We receive 20,000 applicants for 700 traineeships each year. Academic qualifications get people to the starting gate. We then sort people out on the basis of teamwork skills, use of initiative, confidence, willingness to take risks and evidence of some creativity and entrepreneurship. The latter quality is in relatively short supply among those attracted to the accountancy profession but extremely important to our sustainable growth.

Robert Halton, Human Resources Director at DLA, has this to say:

When we recruit new people we pay a lot of attention at the selection stage to whether or not candidates will fit into our culture. For example, as far as trainees are concerned a good degree gets people to the door. We then run assessment exercises and have interviews to check out behavioural competencies that reflect our cultural values. For example, we test teamworking attributes such as empathy, the ability to work well with other people and getting stuck into a joint effort. Another example is the extent to which they take initiatives. That tells us something about their drive to deliver good results. We also try to form a judgement about their potential ability to provide high-quality service to clients beyond technical competence. When we recruit qualified lawyers, of course, we pay attention to the candidates’ technical experience but again we place great emphasis on whether or not they will work well in our culture. The same goes for support staff recruitment. Although our human resource people manage the recruitment and selection process, the leaders of law teams make the final selections. They are all trained in selection techniques. We are a people business, and selecting good staff is a vital part of the leadership process in our view.

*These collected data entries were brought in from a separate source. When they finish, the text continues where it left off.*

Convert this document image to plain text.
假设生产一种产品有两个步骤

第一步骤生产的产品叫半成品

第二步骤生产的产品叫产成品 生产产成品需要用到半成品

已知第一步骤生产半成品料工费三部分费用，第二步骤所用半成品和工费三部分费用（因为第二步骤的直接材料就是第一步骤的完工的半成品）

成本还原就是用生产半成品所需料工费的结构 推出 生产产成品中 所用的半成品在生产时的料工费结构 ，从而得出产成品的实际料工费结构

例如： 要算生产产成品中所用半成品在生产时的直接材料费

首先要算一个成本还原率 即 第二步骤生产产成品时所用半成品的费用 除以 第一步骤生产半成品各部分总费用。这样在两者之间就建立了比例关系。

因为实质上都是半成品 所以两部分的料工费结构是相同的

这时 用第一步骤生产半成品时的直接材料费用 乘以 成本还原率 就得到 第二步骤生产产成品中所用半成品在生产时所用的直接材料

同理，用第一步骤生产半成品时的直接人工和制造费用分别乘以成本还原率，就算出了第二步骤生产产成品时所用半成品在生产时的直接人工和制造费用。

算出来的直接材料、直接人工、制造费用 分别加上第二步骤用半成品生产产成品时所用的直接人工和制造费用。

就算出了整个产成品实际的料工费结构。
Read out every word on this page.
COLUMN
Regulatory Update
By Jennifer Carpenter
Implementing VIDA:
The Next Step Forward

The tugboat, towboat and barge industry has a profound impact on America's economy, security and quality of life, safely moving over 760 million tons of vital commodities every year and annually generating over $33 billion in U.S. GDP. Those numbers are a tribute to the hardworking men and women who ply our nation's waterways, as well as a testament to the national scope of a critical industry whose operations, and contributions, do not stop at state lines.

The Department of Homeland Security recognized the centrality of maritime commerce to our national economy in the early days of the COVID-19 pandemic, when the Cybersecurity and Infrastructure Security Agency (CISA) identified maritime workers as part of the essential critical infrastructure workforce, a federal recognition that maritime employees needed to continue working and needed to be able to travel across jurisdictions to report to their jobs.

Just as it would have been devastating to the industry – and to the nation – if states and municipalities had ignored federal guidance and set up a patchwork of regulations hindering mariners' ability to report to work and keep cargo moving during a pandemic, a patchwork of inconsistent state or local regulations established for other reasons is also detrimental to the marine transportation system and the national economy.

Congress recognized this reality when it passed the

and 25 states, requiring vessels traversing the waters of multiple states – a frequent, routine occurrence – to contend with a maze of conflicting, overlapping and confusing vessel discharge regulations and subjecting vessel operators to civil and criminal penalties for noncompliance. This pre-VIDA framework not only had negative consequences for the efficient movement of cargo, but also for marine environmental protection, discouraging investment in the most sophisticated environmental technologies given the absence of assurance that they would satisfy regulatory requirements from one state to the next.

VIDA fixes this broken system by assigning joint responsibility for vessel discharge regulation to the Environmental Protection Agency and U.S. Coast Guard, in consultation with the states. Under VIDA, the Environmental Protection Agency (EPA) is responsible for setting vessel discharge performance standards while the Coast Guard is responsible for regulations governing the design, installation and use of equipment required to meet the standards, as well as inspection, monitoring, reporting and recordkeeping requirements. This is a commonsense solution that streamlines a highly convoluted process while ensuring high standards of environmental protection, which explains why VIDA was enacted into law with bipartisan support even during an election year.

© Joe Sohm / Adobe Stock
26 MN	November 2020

Tim Solomon, Managing Partner at the London office of Ogilvy & Mather, comments:

As you would expect in an advertising agency we look for people at all levels who are enterprising and have creative flair. We need people who are good at dreaming something up. It all starts with the letters of application. Those that stand out and appeal to us are in some ways novel. They are not full of corny gimmicks but are genuinely original.

During the selection process we get further data by saying to candidates for instance ‘You are going to open a new bar – tell us how it will be unique.’ Candidates are given some time to think about it and then respond. Above all we don’t want clones. Having said that, we don’t want people who are likely to be dissonant with our basic values either. These beliefs have stood the test of time and go back to the founder of the business, David Ogilvy. Although we are now part of a large international group, WPP, we still live by those values within Ogilvy & Mather itself. Among the more important are putting brands first; enthusiasm for entrepreneurs and inventive mavericks; encouraging candour, curiosity, originality, intellectual rigour and civility; having high professional standards; treating each other with kindness; prizing confidence and discouraging arrogance (a fine line); respect for the intelligence of our consumer audiences; judging ourselves as being successful only when brands have become more valuable; and finally an abhorrence of toadies, prima donnas and office politicians. We try, during the selection process, to assess how well candidates will fit into our culture just as much as testing their analytical, creative, communications and relationship abilities.